Gavin Hubble - (BSc & Post Grad. Business Marketing) - I started working in the wine industry over 23 years ago in New Zealand. Working in; wine retail, sales, wine production, label & packaging design, marketing, wine buying, consulting and wine education. I am responsible for the Brand Health of 60+ wine brands distributed here in New Zealand. Wine Brands from New Zealand, Australia, France, Italy, Spain, Portugal, Chile and Argentina. I work closely with the Trade Industry - (Retail Stores & Restaurants) introducing, educating and positioning exciting and unique brands to wine enthusiasts all over the world.

Tuesday, January 6, 2009


Terroir was originally a French term used to denote the special characteristics that geography bestowed upon wine. It can be very loosely translated as "a sense of place" which is embodied in certain qualities, and the sum of the effects that the local environment has on wine.
The concept of terroir is at the base of the French wine AOC system that has been a model for appellation, wine laws across the globe. At its core is the assumption that the land from which the grapes are grown imparts a unique quality that is specific to that region. The amount of influence that falls under the description of 'terroir' has been a controversial topic.
The concept of 'terroir' developed through centuries of French winemaking based on observation of what made wines from different regions, vineyards or even different sections of the same vineyard so different from each other.
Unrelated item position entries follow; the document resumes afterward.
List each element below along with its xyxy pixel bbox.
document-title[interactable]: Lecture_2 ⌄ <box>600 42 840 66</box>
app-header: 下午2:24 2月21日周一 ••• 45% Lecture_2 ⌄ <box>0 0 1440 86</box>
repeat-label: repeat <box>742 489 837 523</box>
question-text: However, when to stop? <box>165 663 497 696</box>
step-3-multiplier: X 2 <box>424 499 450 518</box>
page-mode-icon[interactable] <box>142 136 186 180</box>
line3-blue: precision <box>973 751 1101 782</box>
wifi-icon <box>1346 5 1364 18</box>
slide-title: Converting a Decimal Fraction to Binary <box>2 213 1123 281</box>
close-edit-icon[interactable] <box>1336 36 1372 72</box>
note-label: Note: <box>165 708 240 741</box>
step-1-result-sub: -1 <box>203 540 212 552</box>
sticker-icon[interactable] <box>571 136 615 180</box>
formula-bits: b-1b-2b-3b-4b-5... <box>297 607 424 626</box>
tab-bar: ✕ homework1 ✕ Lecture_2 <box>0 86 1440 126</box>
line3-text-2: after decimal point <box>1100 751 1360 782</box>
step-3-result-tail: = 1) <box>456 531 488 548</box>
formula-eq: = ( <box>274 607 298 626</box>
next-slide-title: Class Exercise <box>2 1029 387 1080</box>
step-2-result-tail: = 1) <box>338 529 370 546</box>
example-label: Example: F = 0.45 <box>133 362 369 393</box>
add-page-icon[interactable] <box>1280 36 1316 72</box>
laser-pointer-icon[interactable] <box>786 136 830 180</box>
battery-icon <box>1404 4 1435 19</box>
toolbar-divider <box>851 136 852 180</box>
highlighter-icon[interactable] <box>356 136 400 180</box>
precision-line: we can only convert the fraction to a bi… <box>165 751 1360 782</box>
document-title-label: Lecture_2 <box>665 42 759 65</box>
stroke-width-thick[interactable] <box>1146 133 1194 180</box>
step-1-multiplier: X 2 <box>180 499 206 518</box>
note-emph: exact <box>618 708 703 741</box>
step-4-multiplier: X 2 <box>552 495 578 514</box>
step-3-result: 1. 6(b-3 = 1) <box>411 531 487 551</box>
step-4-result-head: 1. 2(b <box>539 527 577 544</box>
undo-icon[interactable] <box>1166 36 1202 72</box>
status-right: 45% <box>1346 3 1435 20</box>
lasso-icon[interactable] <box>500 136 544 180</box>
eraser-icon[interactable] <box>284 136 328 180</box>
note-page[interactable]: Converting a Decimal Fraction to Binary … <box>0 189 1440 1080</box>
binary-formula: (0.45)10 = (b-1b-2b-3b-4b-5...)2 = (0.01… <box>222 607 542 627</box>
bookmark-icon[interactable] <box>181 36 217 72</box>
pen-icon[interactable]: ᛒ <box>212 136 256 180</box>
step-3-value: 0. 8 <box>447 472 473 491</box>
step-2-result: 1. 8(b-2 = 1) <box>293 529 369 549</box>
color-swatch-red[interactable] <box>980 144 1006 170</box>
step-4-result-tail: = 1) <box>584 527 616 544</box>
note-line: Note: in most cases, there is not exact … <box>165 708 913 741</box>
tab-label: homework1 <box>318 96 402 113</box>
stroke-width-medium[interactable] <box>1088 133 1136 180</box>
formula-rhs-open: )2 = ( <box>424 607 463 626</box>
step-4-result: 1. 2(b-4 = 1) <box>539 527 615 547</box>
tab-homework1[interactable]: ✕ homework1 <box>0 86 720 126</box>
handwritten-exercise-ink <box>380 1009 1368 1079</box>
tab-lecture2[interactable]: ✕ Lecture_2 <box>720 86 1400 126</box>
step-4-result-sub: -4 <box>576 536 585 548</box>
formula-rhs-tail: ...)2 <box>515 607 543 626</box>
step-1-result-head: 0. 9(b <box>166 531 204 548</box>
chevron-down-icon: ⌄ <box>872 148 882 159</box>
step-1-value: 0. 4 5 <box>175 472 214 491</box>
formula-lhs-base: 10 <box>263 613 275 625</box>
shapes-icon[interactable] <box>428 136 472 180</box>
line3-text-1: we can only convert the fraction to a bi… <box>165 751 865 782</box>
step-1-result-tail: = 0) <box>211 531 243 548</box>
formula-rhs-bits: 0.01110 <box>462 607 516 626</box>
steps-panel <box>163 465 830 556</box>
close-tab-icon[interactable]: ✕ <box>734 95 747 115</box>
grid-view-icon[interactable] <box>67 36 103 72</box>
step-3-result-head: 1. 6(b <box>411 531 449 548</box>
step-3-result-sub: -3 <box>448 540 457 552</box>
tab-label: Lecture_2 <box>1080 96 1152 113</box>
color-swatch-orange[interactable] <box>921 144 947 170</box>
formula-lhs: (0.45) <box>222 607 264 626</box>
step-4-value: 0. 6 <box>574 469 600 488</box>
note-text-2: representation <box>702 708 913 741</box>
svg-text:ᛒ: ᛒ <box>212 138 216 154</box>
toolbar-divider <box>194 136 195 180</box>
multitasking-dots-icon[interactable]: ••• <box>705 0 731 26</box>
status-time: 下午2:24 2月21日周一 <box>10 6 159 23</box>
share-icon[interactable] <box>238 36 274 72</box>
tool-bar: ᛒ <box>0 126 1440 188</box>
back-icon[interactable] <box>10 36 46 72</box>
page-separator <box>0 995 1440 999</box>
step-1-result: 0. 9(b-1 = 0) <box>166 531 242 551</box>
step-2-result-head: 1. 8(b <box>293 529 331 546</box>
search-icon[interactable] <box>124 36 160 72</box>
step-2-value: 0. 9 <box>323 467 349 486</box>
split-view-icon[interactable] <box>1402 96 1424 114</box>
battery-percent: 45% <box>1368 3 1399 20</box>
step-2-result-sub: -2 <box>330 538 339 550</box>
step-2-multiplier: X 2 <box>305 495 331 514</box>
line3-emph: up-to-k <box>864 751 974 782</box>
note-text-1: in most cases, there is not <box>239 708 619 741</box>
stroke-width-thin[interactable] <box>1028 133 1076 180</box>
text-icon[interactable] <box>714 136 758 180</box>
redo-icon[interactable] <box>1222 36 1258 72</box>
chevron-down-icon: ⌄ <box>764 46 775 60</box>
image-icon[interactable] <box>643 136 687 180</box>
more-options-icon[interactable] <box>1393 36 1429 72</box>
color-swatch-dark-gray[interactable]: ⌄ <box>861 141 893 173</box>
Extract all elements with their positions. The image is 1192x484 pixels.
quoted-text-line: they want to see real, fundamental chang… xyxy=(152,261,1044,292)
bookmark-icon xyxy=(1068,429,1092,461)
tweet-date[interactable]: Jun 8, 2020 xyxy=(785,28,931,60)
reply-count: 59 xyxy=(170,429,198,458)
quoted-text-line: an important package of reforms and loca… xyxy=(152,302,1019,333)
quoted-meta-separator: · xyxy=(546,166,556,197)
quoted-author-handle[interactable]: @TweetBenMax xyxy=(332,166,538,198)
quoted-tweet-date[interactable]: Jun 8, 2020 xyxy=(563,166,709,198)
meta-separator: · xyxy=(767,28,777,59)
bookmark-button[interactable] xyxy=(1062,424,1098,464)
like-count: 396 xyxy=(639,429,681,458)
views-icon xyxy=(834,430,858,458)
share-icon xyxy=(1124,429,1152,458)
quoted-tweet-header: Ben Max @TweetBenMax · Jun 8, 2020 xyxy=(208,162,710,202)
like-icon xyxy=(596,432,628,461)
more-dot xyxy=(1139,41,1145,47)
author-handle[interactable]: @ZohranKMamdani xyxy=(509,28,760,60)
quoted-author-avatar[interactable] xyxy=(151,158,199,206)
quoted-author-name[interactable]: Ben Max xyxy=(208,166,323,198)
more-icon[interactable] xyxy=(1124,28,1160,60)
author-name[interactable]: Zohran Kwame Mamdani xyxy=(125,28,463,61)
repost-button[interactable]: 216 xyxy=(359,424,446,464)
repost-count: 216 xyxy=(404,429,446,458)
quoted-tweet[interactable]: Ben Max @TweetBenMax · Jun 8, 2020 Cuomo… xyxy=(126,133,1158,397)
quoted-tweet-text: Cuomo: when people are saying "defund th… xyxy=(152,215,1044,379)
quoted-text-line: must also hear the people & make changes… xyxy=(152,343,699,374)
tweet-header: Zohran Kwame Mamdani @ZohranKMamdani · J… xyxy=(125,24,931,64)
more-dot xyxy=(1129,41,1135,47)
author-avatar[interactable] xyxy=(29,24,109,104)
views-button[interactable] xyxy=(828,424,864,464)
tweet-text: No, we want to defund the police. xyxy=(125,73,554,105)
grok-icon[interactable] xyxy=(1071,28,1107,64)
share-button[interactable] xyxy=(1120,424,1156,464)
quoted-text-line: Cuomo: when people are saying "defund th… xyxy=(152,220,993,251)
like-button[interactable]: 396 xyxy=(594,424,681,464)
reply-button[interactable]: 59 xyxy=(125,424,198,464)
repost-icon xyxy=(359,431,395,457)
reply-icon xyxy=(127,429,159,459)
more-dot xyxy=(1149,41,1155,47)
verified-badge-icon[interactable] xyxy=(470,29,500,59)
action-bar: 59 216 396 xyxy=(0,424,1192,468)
The French began to crystallize the concept of 'terroir' as a way of describing the unique aspects of a place that influences the wine made from it.
While wine experts disagree to the exact definition, a large focus is given to the natural elements that are generally considered beyond the control of man. Some of the components described of 'terroir' include: Climate - Soil type - Topography.
The interaction of climate and 'terroir' is generally broken down from the macroclimate of a larger area (e.g. the Cote de Nuits region of Burgundy), down to the mesoclimate of a smaller subsection of that region (e.g. the village of Vosne-Romanee) and even to the individual microclimate of a particular vineyard or row of vines (like the Grand Cru vineyard of Romanee-Conti). The element of soil relates both to the composition and the intrinsic nature of the vineyard soils, such as fertility, drainage and ability to retain heat. Topography refers to the natural landscape features like mountains, valleys and bodies of water, which affect how the climate interacts with the region, and includes elements of aspect and altitude of the vineyard location.